First, some background. From June 2022 to December 2023, we worked with over 100 teachers in five ETMS events, each lasting 6-8 weeks that centered on either the curation or creation of OER. We collected data from multiple sources to help us consider our research questions, including surveys completed by ETMS participants, notes and transcripts from observations of their engagement in the ETMS, and transcripts from focus group discussions with the participants and their facilitators. We anonymized our data (making sure that anyone reading our future reports would not be able to identify participants) and then used NVivo software to organize it and to facilitate our coding work. Using NVivo allowed multiple researchers to code independently and simultaneously and then merge our analyses.

Data Coding: What and How

To make sense of the data collected, a team of four researchers qualitatively coded the data to locate themes that could lead to insights and help us answer the research questions introduced above. Coding is the process of assigning words or short phrases that label the content of text passages. Codes can summarize, distill, capture the essence of data, or highlight salient or evocative points (Saldana, 2016). 

Like most coding processes, our approach has been iterative and collaborative. Stretching over two years of data collection and analysis, our process followed these steps: 

  1. After each of our five ETMSs, researchers reviewed new data independently, applying thematic labels (i.e., “codes”) to excerpts. 
  2. We then met to compare coded data, discussing similarities and differences in our interpretation, emerging themes, and questions to guide subsequent review of the data. 
  3. As new data was added from a completed ETMS, we built upon our prior coding work. We responded to new data to generate insights and added new codes as needed until we reached “saturation of codes” (i.e., the point where our codes adequately captured the themes that emerged from the data). 

This approach strengthened our analysis and interpretations by ensuring continuous and collaborative review and refinement of the collected data. Let’s now consider the key cycles of our iterative coding process. 

Cycle 1: Initial Inductive Coding 

Our first cycle of coding was inductive, based entirely on the data collected from the first ETMS. We read through the data looking for emergent patterns and themes. We discussed our initial themes and shared them with the larger TSTM-SkillBlox team who had been present in the ETMS activities to confirm the relevance of the themes. This also meant the team could take insights gleaned from this conversation and refine upcoming Maker Spaces. At this point, the purpose of our coding was to get a sense of what was happening during ETMS sessions and from participant responses about their activities as makers.  As we held the first few ETMSs, we continued this process of inductive coding. 

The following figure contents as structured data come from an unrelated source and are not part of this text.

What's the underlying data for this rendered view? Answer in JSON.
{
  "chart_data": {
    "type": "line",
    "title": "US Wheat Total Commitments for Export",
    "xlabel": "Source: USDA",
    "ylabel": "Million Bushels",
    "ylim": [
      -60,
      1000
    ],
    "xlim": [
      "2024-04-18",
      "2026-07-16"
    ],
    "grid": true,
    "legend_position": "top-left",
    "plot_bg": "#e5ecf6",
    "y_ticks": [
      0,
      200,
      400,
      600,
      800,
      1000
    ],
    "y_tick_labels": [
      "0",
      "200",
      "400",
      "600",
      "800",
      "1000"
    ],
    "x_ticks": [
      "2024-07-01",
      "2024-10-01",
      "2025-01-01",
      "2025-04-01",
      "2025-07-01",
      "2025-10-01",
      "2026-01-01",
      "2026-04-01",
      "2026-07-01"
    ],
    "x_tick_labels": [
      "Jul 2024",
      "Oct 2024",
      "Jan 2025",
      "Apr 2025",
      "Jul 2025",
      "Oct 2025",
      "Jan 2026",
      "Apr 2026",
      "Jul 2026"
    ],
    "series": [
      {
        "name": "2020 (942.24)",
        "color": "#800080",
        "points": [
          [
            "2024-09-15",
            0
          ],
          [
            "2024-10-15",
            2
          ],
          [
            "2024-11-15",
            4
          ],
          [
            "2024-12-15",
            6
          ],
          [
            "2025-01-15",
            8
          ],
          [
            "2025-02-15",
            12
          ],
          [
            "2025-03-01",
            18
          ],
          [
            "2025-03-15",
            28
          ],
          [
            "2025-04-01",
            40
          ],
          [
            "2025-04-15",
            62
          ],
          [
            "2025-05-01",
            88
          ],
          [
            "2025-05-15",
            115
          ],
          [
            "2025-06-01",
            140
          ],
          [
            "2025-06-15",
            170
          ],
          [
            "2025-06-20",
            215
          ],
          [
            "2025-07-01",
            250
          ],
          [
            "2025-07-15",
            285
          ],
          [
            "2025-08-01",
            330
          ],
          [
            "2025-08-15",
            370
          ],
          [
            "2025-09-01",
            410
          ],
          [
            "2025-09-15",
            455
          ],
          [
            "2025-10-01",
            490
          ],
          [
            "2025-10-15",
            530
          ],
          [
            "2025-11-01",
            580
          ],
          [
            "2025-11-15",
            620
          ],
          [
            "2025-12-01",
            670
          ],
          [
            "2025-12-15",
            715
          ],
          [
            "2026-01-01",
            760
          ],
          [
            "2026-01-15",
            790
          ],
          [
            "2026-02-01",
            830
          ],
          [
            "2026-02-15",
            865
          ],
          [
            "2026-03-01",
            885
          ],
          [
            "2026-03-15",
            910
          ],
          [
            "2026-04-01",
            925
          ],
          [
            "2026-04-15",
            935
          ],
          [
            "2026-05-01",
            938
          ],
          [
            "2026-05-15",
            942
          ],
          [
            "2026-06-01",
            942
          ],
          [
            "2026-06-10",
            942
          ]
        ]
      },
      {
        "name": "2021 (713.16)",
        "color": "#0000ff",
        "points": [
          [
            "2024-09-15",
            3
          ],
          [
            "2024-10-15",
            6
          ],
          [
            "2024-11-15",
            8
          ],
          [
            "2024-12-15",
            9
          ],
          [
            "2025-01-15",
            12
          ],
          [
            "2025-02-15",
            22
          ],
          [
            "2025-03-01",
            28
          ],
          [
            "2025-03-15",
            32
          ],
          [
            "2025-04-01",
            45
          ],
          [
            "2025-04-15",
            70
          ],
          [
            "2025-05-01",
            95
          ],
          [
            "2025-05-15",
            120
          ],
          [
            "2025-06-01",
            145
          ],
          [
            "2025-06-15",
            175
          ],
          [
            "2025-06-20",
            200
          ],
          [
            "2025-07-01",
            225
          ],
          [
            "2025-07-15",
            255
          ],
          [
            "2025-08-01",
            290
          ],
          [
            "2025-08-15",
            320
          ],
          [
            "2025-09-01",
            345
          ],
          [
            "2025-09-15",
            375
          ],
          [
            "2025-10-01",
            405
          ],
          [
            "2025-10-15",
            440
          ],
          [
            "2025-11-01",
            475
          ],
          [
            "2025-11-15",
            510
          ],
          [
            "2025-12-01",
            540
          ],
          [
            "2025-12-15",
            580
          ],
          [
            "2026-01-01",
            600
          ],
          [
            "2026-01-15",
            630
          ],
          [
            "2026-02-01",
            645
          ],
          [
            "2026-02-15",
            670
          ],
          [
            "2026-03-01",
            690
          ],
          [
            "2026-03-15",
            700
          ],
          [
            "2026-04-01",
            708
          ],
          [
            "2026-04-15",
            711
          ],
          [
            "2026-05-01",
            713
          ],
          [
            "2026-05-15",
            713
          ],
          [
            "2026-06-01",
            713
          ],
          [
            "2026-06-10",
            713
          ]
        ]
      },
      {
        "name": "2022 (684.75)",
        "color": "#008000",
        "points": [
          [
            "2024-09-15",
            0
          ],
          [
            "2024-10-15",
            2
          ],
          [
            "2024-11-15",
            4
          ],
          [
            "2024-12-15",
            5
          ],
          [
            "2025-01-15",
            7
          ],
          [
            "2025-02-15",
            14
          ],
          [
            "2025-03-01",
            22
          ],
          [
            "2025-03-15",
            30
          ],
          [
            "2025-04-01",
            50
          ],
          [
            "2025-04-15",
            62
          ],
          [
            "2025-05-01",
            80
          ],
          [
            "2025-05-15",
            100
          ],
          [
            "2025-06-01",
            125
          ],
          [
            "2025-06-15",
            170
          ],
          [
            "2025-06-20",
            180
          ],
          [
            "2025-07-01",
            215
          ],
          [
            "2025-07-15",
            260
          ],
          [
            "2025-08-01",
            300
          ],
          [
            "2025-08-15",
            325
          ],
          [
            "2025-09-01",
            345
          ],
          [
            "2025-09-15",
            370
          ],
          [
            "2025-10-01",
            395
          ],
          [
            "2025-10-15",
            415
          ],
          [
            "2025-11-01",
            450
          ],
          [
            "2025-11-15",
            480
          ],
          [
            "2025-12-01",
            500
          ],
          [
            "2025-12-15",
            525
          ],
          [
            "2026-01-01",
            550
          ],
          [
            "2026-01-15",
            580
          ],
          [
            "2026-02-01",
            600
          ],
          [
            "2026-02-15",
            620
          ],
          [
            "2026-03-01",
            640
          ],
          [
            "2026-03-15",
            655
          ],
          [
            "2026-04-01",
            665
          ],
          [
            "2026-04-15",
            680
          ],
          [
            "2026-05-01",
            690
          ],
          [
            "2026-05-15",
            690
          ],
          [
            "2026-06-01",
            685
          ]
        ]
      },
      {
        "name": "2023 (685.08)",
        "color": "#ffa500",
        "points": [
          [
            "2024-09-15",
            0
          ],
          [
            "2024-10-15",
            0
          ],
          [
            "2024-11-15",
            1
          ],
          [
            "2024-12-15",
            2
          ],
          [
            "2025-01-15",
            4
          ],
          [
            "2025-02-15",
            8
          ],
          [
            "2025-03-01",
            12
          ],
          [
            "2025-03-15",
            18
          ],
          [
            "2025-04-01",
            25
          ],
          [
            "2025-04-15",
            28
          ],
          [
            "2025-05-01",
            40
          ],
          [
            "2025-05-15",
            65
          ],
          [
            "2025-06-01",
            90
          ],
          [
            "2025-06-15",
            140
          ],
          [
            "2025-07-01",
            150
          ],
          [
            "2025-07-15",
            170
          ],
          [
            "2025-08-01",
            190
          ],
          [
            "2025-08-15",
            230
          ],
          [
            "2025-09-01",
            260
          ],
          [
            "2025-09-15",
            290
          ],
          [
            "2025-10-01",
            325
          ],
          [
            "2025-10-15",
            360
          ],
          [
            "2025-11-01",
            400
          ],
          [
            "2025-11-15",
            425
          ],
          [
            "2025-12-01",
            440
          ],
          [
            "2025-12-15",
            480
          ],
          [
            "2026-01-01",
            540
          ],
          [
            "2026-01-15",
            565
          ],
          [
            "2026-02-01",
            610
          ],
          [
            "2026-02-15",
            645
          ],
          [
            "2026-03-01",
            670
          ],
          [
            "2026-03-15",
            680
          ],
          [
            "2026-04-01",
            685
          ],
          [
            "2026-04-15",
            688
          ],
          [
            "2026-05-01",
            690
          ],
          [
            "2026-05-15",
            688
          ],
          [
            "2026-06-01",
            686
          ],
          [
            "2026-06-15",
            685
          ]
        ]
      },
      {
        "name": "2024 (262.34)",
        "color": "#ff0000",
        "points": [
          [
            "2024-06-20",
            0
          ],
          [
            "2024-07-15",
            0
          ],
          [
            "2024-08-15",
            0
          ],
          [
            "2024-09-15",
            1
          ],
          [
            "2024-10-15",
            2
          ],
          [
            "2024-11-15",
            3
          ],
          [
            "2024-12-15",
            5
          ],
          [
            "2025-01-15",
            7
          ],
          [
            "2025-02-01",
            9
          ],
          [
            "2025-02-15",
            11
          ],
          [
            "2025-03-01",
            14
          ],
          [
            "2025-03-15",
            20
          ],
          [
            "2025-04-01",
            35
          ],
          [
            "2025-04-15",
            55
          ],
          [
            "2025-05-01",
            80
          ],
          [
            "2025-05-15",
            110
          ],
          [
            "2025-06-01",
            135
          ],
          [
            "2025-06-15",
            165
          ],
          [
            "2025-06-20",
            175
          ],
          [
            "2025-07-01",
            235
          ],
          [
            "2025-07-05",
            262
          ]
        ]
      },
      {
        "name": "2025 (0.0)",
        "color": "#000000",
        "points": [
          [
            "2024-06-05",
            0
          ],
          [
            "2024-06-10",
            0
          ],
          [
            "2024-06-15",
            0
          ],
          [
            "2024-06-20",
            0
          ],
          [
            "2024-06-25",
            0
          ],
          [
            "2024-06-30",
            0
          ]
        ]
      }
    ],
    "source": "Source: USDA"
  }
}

Codes from the TSTM coding process
Figure 1. Second Cycle Codes

Cycle 2: Midpoint Coding Refinement 

After several ETMSs had occurred and researchers had identified commonalities across them, we organized the codes into families. Three researchers collaborated to organize the codes, merging those that were overlapping and essentially duplicative, arriving at 22 codes based on shared characteristics. We ended up with 15 top-level codes and 8 subcodes. Figure 1 shows our second cycle code list. 

Cycle 3: Building a Thematic Coding Structure

By December of 2022, the team had been using the codes for approximately four months. During this time, data collection was ongoing. Researchers continued analyzing new data as it was entered into NVivo, and added new codes when the existing codes were insufficient to summarize what we observed in the data. At this point, the team revisited the coding structure. The number of codes increased to 26 codes. Sensing that we were nearing coding saturation (i.e., we saw that we had the codes we needed to analyze our data). We had confidence that the themes we observed were reflected in our codes, so we began creating our codebook, which we’ll discuss in our next blog post.